SOLILOQUE EN 415
résumé
Dans Soliloque en 415, une femme, chanteuse, actrice, mannequin - une sorte d’icône à la blondeur anachronique - entre en scène et salue son public. Elle se lance dans l’exercice du récital de chant lyrique. Et puis tout d’un coup, c’est l’abysse. Comment continuer?
“Le gouffre entre ce que tu es pour les autres et ce que tu es pour toi-même”, dira-t-elle, en reprenant les mots d’un des personnages d’un film de Bergman.
Alors que le concert a déjà commencé, le public devient le témoin des interruptions de l’infini soliloque de cette femme, qui déjoue les codes conventionnels du récital, en nous invitant, avec ironie, à découvrir la vitrine des images que l'on projette sur elle et son art du drapé. On pénètre progressivement dans les plis invisibles du salon musical de son âme. L’actrice joue, chante et se transforme comme une enfant. Dans son rire, elle laisse entrevoir l’éclat des morts.
équipe
jeu Laura Malvarosa
mise en scène Lynda Mebtouche
écriture Laura Malvarosa, Lynda Mebtouche
regard extérieur Katie Mazzini
scénographie Elsa Stroom
création lumière Eduardo Jiménez Cavieres
production Collectif GRAND CANAL
durée 1h
note d'intention
La définition dit : « le diapason c’est la hauteur nominale du son qui sert de référence pour l’accord des voix et des instruments ». Cette hauteur a varié au fil du temps en fonction de l’évolution des instruments. Depuis 1953, la hauteur du “la”, note de référence, est fixée à 440 Hertz. Au 17e et 18e siècle, elle était admise à 415 Hz, c’est-à-dire un demi ton plus grave.
En continuant à chercher dans les arcanes de ce langage, on se rend compte que le terme baroque vient du portugais barroco, qui désigne « des perles aux formes étonnantes ou imparfaites ». L'intention première de cette création c’est peut-être ça : tenter de mettre en scène l’invisible d’un récital en voguant sur les ondulations du baroque qui laisse place à l’imperfection, aux capotages, pour s’éloigner de la voix trop sûre d’elle et triomphante.

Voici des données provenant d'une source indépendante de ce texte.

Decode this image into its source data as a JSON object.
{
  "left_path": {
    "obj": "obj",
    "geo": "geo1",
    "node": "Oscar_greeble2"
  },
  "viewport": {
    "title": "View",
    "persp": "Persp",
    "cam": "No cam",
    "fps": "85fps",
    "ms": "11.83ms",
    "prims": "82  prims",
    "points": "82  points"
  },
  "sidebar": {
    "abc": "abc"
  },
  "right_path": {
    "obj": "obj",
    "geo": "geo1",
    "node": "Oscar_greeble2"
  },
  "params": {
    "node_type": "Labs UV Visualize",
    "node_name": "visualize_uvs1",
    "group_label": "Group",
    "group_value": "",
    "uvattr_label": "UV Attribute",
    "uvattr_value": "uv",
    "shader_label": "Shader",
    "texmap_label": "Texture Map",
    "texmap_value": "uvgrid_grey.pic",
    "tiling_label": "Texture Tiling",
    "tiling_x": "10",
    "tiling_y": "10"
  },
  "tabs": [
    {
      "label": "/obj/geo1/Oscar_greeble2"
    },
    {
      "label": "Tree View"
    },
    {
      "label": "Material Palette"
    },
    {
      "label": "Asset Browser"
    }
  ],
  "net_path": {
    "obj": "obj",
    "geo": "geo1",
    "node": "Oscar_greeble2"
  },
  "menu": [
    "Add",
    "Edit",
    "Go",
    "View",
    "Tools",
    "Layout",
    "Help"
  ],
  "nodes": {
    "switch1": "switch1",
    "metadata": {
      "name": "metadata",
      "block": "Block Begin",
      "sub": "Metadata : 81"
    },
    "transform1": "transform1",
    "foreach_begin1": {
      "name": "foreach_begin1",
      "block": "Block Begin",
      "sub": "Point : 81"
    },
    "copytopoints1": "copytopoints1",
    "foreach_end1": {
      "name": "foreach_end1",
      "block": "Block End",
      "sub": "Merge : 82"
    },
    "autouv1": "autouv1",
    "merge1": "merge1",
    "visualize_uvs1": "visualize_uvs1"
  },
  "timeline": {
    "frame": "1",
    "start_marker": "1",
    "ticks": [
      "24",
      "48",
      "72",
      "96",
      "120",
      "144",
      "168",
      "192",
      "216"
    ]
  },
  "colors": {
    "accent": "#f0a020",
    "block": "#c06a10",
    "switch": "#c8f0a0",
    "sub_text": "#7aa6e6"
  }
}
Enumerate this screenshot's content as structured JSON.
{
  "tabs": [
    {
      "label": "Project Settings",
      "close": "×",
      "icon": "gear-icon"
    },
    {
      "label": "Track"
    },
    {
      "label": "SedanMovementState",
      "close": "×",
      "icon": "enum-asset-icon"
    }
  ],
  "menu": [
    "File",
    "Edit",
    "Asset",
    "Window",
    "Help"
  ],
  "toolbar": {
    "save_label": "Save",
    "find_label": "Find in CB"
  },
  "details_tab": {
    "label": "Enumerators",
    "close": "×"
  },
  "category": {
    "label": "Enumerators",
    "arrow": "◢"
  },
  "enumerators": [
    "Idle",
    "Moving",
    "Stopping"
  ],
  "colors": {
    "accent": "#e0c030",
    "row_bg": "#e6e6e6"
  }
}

Pascal Quignard dit : « les femmes meurent et persistent dans le soprano. Leur voix est un règne. Leur voix est un soleil qui ne meurt pas. » Mais, qu’est-ce qui se passe quand on sent que notre voix ne nous est pas vraiment fidèle ? Et que notre corps ne l’est pas vraiment non plus? L’actrice sent qu’il y a en elle cette nécessité de faire descendre sa voix vers le cœur, pour lui redonner la vigueur de son rouge, pour qu’elle contamine toute la vitalité de son corps. Et puis, il y a aussi la nécessité de faire remonter les graves qui ne sortent pas ou plus, qui s’affairent à rester cachés, comme des enfants apeurés sous la nappe d’une table d’un repas de famille désagréable.
Dans cette pièce, théâtre et chant s’enchevêtrent. Nous partons de la situation d’un récital lyrique et nous mêlons des chants de répertoires et de langues différentes, à un jeu scénique qui déconstruit les rigidités formelles, en les poussant à l’extrême. En même temps, nous nous inspirons de textes de films, de poésies, de romans et d’essais que nous avons pillés de part et d'autre, pour les faire renaître sous une autre forme. Nous cherchons à restaurer le doute, à céder la parole aux silences et aux intermezzos, en déconstruisant le caractère cérémonial du récital lyrique, d’un tournage de pub ou d’un shooting photos, où le visage semble figé à jamais dans la perfection d’un rictus.
En s’inspirant de scènes de Bergman, Truffaut, Fellini, Almodovar, l’actrice remonte la piste de son angoisse qui la paralyse et se souvient de son enfance: une sorte d’île où elle n’avait qu’à se dissoudre dans le désir des autres. Adulte, elle continue à penser qu'il n'y a que l'autre qui peut la dévoiler à elle-même et elle s’efforce, chaque fois un peu plus, à devenir l’image d’une image de l’image que les gens ont quand ils la voient. Dès lors, il y a un jeu autour de la fonction symbolique du spectateur, qui incarne tour à tour, l'œil du photographe, celui de la caméra et du psychanalyste. Qui manie l’image tient l’humain à sa merci, dit-on, car elle interroge, en contrepoint, l’insaisissable.
Avec cette création il y a donc une volonté de confronter directement la question de la représentation dans ses multiples formes : une subversion du vrai par le faux avec les espaces, les cadrages et les formes de jeux scéniques. “On ne verra jamais une société être gouvernée sans les chants et la musique, sans les chorégraphies et les rites, sans les grands monuments religieux ou poétiques de la Solitude Humaine”, dit Pierre Legendre. Comme dans le tableau “Lunette” de Magritte, dans l’interstice, derrière les images, il y a le gouffre ; derrière l’écran, il y a le Rien, le vide de l’existence humaine. Alors pour ne pas disparaître dans cette matrice, on met en scène le vide, les origines, entre tragique et comique. Dans Soliloque en 415, on joue avec les images, avec le miroir, avec l’écran qui permet de s’auto-mettre en scène, sortes de boucliers contre la nuit humaine que l’on doit habiter.